Because we imaged neurons with a wide range of BFs (Fig. 2B), we next investigated if the change in noise correlation during tone detection depends on the relative frequency of the target tone to the BF of a given cell (Fig. 5D, S4). Noise correlations for Δr− cells with BFs near the target (ΔTAR≤0.5) had smaller noise correlations during hit trials than Δr− cells with BFs far from the target (ΔTAR>0.5) (bootstrap t-test, p=0.008). However, both Δr− and Δr+ cells showed changes in noise correlations during hit vs passive trials (bootstrap t-test, p<0.001) that were not different for cells with BFs near or far from the target (bootstrap t-test, Δr−: p=0.52, Δr+: p=0.51). Thus, consistent with prior results in both visual and auditory cortex (Downer et al., 2015, Downer et al., 2017, Ruff and Cohen, 2014) our results suggest that functional connectivity between pairs of neurons in mouse A1 are modulated (i.e., increased or decreased) by tone detection. In addition, we find that the modulation of noise correlations may be stronger for Δr− neurons with similar BFs, or BFs near the target frequency.

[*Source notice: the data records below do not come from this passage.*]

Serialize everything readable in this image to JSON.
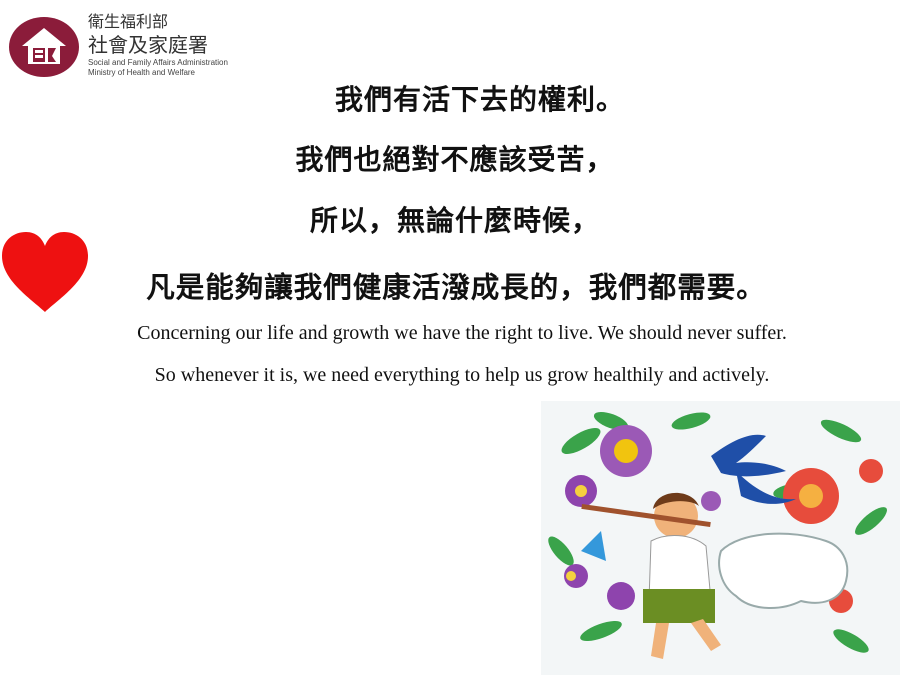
{
  "logo": {
    "line1": "衛生福利部",
    "line2": "社會及家庭署",
    "line3": "Social and Family Affairs Administration",
    "line4": "Ministry of Health and Welfare",
    "brand_color": "#8b1c3a"
  },
  "chinese_lines": [
    "我們有活下去的權利。",
    "我們也絕對不應該受苦，",
    "所以，無論什麼時候，",
    "凡是能夠讓我們健康活潑成長的，我們都需要。"
  ],
  "english_lines": [
    "Concerning our life and growth we have the right to live. We should never suffer.",
    "So whenever it is, we need everything to help us grow healthily and actively."
  ],
  "heart_color": "#ee1111"
}
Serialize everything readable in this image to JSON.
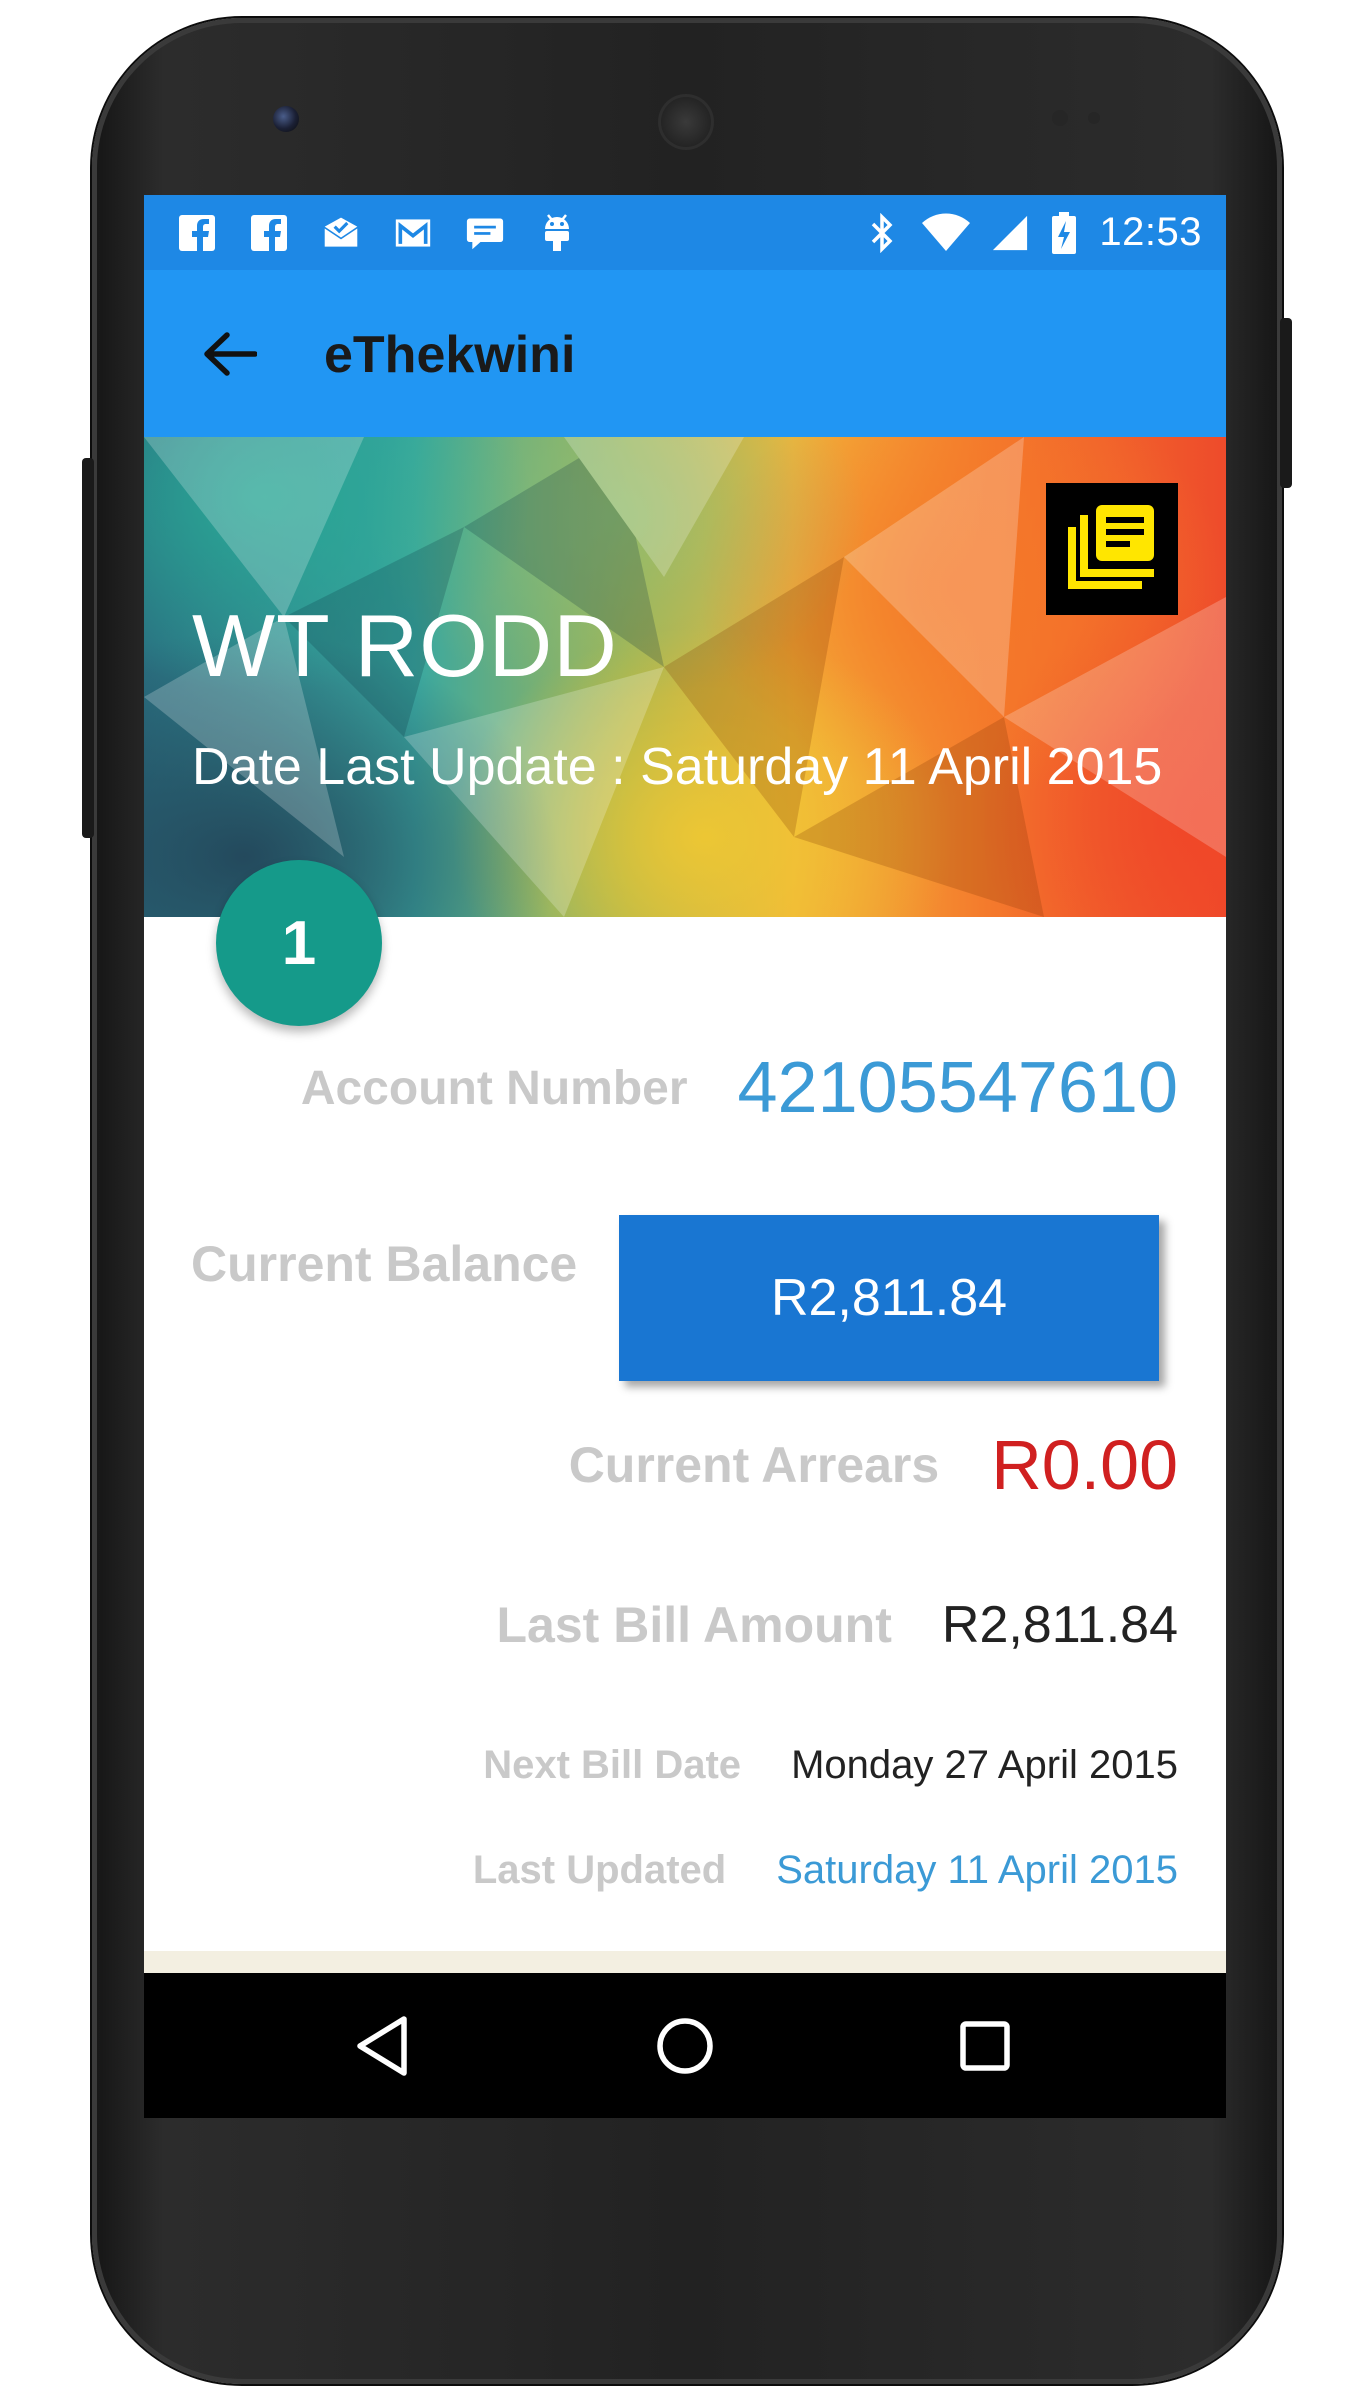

Behavioral choice decreases pairwise noise correlations

We showed that neuronal response magnitudes during miss trials were similar or often less than during passive trials (Fig. 3), suggesting that miss trials do not necessarily represent the equivalent attentional state as during passive trials. We thus tested if noise correlations also vary with behavioral choice (i.e., hit vs miss trials). For Δr− cells, noise correlation values were greatest during passive trials (0.26 ± 0.005), smaller during miss trials (0.17 ± 0.006), and smallest during hit trials (0.15 ± 0.005) (Fig. 5E, left panel; KW-test; p<0.001). For Δr+ cells, noise correlation values were smallest and negative during passive trials (−0.04 ± 0.005). During task performance, the sign of noise correlations reversed, and the magnitude increased for both miss trials (0.15 ± 0.008), and hit trials (0.11 ± 0.006), though, like the Δr− cells, noise correlations were significantly less during hit trials than in miss trials (Fig. 5E, right panel; KW-test; p<0.001). Together, these results indicate that not only is neuronal functional connectivity modulated by attentional state (i.e., passive vs active task engagement), but also by behavioral choice.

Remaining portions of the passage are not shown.